Per quanto riguarda gli investitori istituzionali, il volume di investimento in Italia è ancora limitato. Quest’anno siamo intorno ai 675 milioni di euro sul residenziale, rispetto a un totale di 10,5 miliardi complessivi sul real estate. Milano fa la parte del leone, seguita da Roma e dalle altre città metropolitane.

Questi investimenti si concentrano sul mondo del living: studentati, co-living, nuove residenze in locazione. Sono ancora pochi perché in Italia la gestione immobiliare su larga scala a fini locativi non è ancora del tutto sviluppata: l’affitto è ancora percepito come una necessità temporanea o economica. Parallelamente esiste un vivace mondo di operatori nazionali e locali che costruiscono e vendono immobili. Questo comparto è quello che oggi produce il nuovo, seppur rallentato da costi di costruzione elevati e incertezza generale.

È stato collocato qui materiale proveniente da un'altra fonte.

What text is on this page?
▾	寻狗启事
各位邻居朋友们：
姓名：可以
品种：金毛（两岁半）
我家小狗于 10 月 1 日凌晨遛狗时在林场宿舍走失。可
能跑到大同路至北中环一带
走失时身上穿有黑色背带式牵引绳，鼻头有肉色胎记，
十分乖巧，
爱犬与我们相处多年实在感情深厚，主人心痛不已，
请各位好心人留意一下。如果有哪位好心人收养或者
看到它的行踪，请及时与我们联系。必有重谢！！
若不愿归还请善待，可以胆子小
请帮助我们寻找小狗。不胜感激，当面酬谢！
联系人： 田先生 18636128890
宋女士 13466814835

D: Il mercato residenziale milanese è tra i più dinamici d’Europa, ma registra anche forti tensioni sociali legate all’accessibilità. Quali politiche, strumenti fiscali o modelli pubblico-privati possono realmente sbloccare soluzioni abitative per le fasce medie e giovani?
R: In questo momento si sta lavorando a livello nazionale sul Piano Casa, coordinato dal Ministero delle Infrastrutture. È uno strumento programmatico per contrastare il disagio abitativo, con risorse dedicate e una riorganizzazione dell’edilizia residenziale. Non può essere solo in mano al pubblico: il pubblico ha risorse limitate e competenze più amministrative che operative.

Per questo si sta rivedendo il partenariato pubblico-privato, introducendo strumenti finanziari innovativi attraverso fondi mobiliari, casse di previdenza, fondazioni bancarie.

A livello europeo è stata istituita una commissione parlamentare, presieduta da un’europarlamentare italiana, che sta consultando gli Stati per definire linee guida condivise. 

Per quanto riguarda Milano, il problema non sono tanto le grandi trasformazioni (che seguono iter già pianificati), ma tutto quel tessuto di rigenerazione urbana che genera valore nel quotidiano. 

Infine, va sottolineata la straordinaria capacità di Milano di reagire alle crisi. È questa la vera forza del mercato milanese. E da questa crisi, appena se ne avrà l’opportunità, si riuscirà a ripartire in modo proattivo.